In [None]:
import numpy as np
import pandas as pd
import seaborn as sns
import matplotlib.pyplot as plt

In [None]:
data=pd.read_csv('/kaggle/input/amazon-products-dataset/Amazon-Products.csv')

In [None]:
data.sample(10)

In [None]:
import warnings

# Ignore all warnings
warnings.filterwarnings("ignore")

In [None]:
#checking for  duplicates
data.duplicated().sum()

In [None]:
data.drop_duplicates(inplace=True)

In [None]:
data.shape

In [None]:
data=data.loc[:,['name','main_category','sub_category','ratings','no_of_ratings','discount_price','actual_price']]

In [None]:
data.columns

In [None]:
data.info()

In [None]:

# Apply strip to all cells that are strings
data = data.map(lambda x: x.strip() if isinstance(x, str) else x)



In [None]:
data.shape

In [None]:
data.isnull().sum()

In [None]:
#calculating %missing data

percent_miss=[]
for col in data.columns:
    percentage=(data[col].isnull().sum()/data.shape[0])*100
    print('{}-  {}%'.format(col,np.round(percentage,4)))

In [None]:
# since actual_price column has less than 5% null values we can apply complete case analysis

In [None]:
#columns with missing data <5%
cols = [var for var in data.columns if data[var].isnull().mean()*100 < 5 and data[var].isnull().mean()*100 > 0]
cols

In [None]:
data.dropna(subset=cols, inplace=True)

In [None]:
data.shape

In [None]:
data['ratings'].shape

In [None]:
data.dtypes

In [None]:
# clearly apart from name, main_catefory, sub_category, rest all columns should be numerical

In [None]:
data['ratings'].value_counts()

In [None]:
data['ratings'].unique()

In [None]:
pd.set_option('display.max_rows',None) 
data['no_of_ratings'].unique()

In [None]:
# we can clearly see this rating column needs to be cleaned
# coulumn having ratings Get, Free, ₹99 ,₹70, ₹2.99,₹68.99,₹65, ₹100  will be filled with rating nan   

In [None]:
data['ratings']=data['ratings'].replace(to_replace=['Get','FREE','₹99','₹70','₹2.99','₹68.99','₹65','₹100'],value=np.nan)

In [None]:
# remove # and run the following command
#data['ratings'].value_counts()

In [None]:
data['ratings']=data['ratings'].astype('float')

In [None]:
data['ratings']=data['ratings'].round(2)

In [None]:
data['main_category'].value_counts()

In [None]:
# Adjust display options
pd.set_option('display.max_rows', None)  # Show all rows for value_counts()

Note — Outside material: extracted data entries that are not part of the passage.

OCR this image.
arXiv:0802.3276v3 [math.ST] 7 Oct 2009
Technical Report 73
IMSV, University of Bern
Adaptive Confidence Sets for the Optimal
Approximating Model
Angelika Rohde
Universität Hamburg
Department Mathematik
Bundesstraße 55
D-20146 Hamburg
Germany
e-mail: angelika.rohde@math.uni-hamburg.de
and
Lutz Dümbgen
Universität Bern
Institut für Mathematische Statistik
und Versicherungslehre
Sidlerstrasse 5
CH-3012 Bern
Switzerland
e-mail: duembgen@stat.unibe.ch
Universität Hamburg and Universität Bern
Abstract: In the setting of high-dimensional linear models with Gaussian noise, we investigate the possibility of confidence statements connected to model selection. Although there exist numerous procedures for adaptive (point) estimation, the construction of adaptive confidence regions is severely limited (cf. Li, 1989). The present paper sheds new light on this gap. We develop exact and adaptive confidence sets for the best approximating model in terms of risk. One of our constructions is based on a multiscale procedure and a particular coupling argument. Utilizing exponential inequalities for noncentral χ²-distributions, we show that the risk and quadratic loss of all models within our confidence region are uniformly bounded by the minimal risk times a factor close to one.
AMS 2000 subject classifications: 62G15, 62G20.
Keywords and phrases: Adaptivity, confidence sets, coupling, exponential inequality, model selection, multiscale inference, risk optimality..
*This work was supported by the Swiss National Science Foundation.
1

# View all value counts for 'no_of_ratings'
print(data['sub_category'].value_counts())

In [None]:
# Clean and normalize the subcategory column
data['sub_category'] = data['sub_category'].str.strip().str.lower()

In [None]:
data['sub_category'].nunique()

In [None]:
# we have so many subcategory so we are grouping this

In [None]:
counts=data['sub_category'].value_counts()
uncommon_category=counts[counts<1300].index
data['sub_category'] = np.where(data['sub_category'].isin(uncommon_category), 'uncommon mix category', data['sub_category'])


In [None]:
data['sub_category'] = np.where(data['sub_category'].str.contains('shoe|sandals|ballerinas|foot'), 'footwear', data['sub_category'])
data['sub_category'] = np.where(data['sub_category'].str.contains('bag|backpack|sack'), 'bags', data['sub_category'])
data['sub_category'] = np.where(data['sub_category'].str.contains('nightwear|lingerie|innerwear'), 'Innerwear', data['sub_category'])
data['sub_category'] = np.where(data['sub_category'].str.contains('nightwear|camping|strength|lingerie|running|sports|football|cricket|badminton|fitness|diet|cycling|yoga'), 'Sports', data['sub_category'])
data['sub_category'] = np.where(data['sub_category'].str.contains('toy|pram'), 'toys', data['sub_category'])
data['sub_category'] = np.where(data['sub_category'].str.contains('speakers|headphones|appliances|televisions|system|electronics|camera|refrigerators|washing|machines|theater|air conditioners'), 'Electronics', data['sub_category'])
data['sub_category'] = np.where(data['sub_category'].str.contains('home|kitchen|room|dine|house|indoor|furniture|sewing'), 'Home and Kitchen', data['sub_category'])
data['sub_category'] = np.where(data['sub_category'].str.contains('kid|baby|diaper'), 'Kids', data['sub_category'])
data['sub_category'] = np.where(data['sub_category'].str.contains('beauty|make-up|personal care'), 'Cosmetics', data['sub_category'])

In [None]:
data['sub_category'].value_counts()

In [None]:
data['sub_category'].nunique()

In [None]:
# Adjust display options
pd.set_option('display.max_rows', None)  # Show all rows for value_counts()

# View all value counts for 'no_of_ratings'
# data['no_of_ratings'].sort_values(ascending=True).value_counts()

In [None]:
#  Remove Commas
data['no_of_ratings'] = data['no_of_ratings'].str.replace(',', '', regex=False)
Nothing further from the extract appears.